Да, так вот настоящими братьями они никогда не были, и дистанция между подвальным этажом и бельэтажем продолжала существовать и дальше. Тем не менее друг к другу они чувствовали настоящую приязнь и разговаривали обо всем совершенно свободно. А один разговор — тот, о котором Яков вспоминал сейчас, — даже был чрезвычайно, чрезмерно значительным. Яков в то лето возвращался с курорта и делал остановку в Москве. А брат тоже только что вернулся с курорта и жил с женой на даче. Вот там вечером в саду и произошел этот чрезвычайный разговор. Начал Роман издалека. Сначала он похвалил Якова за то, что тот до сих пор еще не женился, потому что, сказал брат, он фактически женат был трижды, один раз официально, и вот, оборачиваясь назад, он просто ужасается, неужели все это был он. «Ты знаешь, — сказал он, хватая Якова за руку, — ни одна подлая профессия, даже палача и стукача, ни одно самое подлое правительство — даже гитлеровское — не может так выдавить душу по капле, как скверная баба. Знаю, брат, по себе. А ты бы поглядел, что делается в нашем Солнечногорске, в нашем дачном городке! Обычная семья: мать (не обязательно!), муж, жена и ребенок. Муж и жена обрыдли друг другу до того, что и глядеть друг на друга не могут. Вот как сокамерники, что год просидели вдвоем. И знаешь, иногда в театре я наблюдал, как во время действия вдруг муж неожиданно отворачивается от сцены и с такой ненавистью взглядывает на жену. Тут, мол, музыка, красивые женщины, свобода, а со мной рядом вот ты, ты... И она это понимает, тупится и тоже отворачивается. И все это молча, молча! Они и ссорятся не так часто, потому что незачем им ссориться, а вот унизить, осечь, осмеять — это пожалуйста! Это для них радость! Сразу поднимается настроение, отольет ей и ходит, улыбается: «Ага, стерва! Проглотила язычок! То-то! Ага!»

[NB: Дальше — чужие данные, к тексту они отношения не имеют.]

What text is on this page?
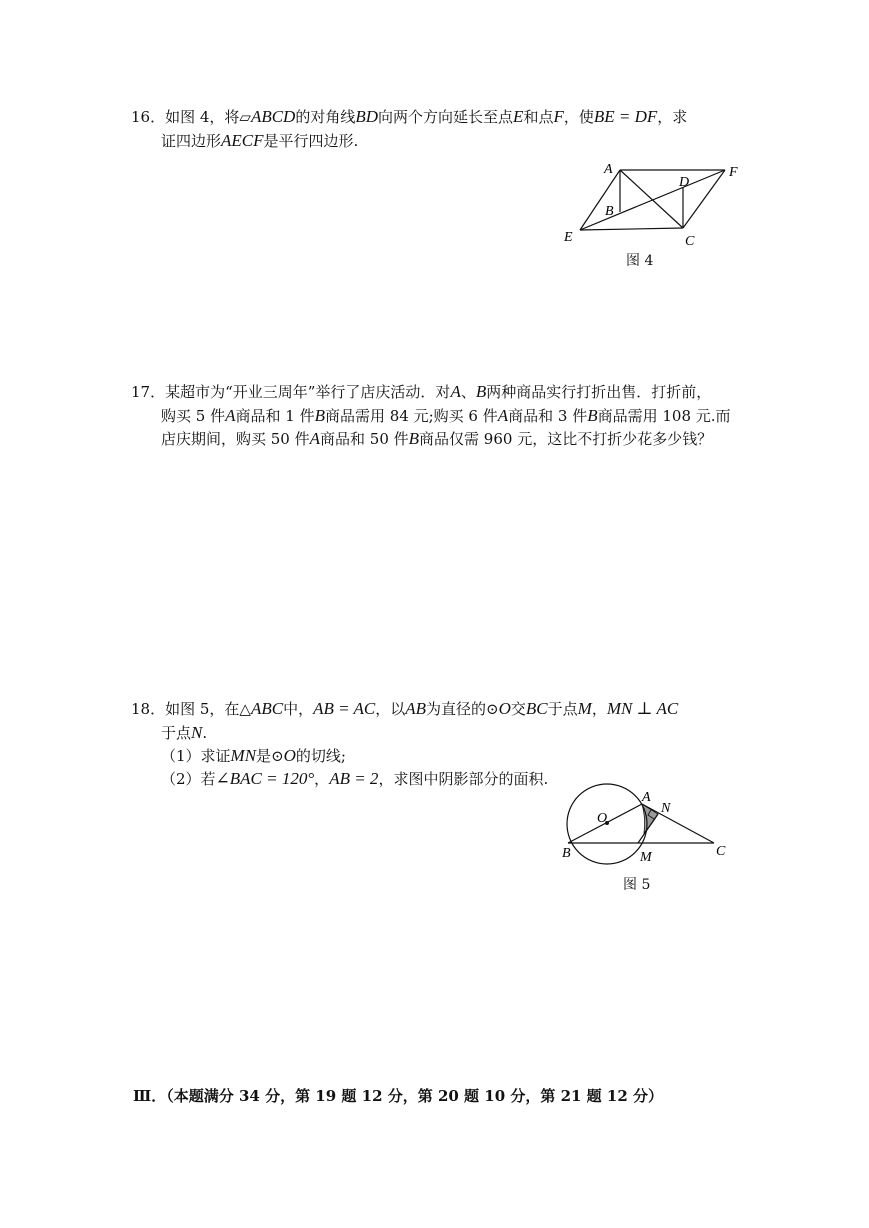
16．如图 4，将▱ABCD的对角线BD向两个方向延长至点E和点F，使BE = DF，求
证四边形AECF是平行四边形.
A
D
F
B
E	C
图 4
17．某超市为“开业三周年”举行了店庆活动．对A、B两种商品实行打折出售．打折前，
购买 5 件A商品和 1 件B商品需用 84 元;购买 6 件A商品和 3 件B商品需用 108 元.而
店庆期间，购买 50 件A商品和 50 件B商品仅需 960 元，这比不打折少花多少钱？
18．如图 5，在△ABC中，AB = AC，以AB为直径的⊙O交BC于点M，MN ⊥ AC
于点N.
（1）求证MN是⊙O的切线;
（2）若∠BAC = 120°，AB = 2，求图中阴影部分的面积.
A
N
O
B	M	C
图 5
Ⅲ．（本题满分 34 分，第 19 题 12 分，第 20 题 10 分，第 21 题 12 分）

— А ребенок? — спросил Яков.
Роман поморщился.
— А ребенок давным-давно их понял: говнюки, дешевки, боталы, трусы, хамы! Вырастет, уйдет и забудет, если в нем есть что-то, а если такая же сволочь, ну что ж? Тогда еще проще! Теперь ты мне вот что скажи. Мы говорим «жена», «самый близкий человек», «мать моих детей», ну и разное такое! И ведь все это верно, верно! Ну а при всем том, разве у нас муж может поделиться чем-нибудь с этим самым близким человеком? Да что ты! Да никогда! И не потому, что нельзя, нет, а иногда даже можно, а просто — ну зачем? Она только испугается до смерти. Ведь этот подлый страх у нее всю жизнь в печенках сидит, хоть она и чурка, а видит же — был человек, и ау! Сгорел, и дыма не пошло! Вот ходит она, ходит, хвост как у павлина, хвастается: «Вот что у нас есть! И вот еще что! И вот, вот...» — а ведь отлично знает, что ни хрена собачьего у нее нет! Все это не ее.
Крепче, кажется, брат не выражался даже на допросах.
— А чье же оно? — спросил Яков и даже передернул плечами.
Чрезмерность этого разговора действовала на него почти физически, его по-настоящему знобило.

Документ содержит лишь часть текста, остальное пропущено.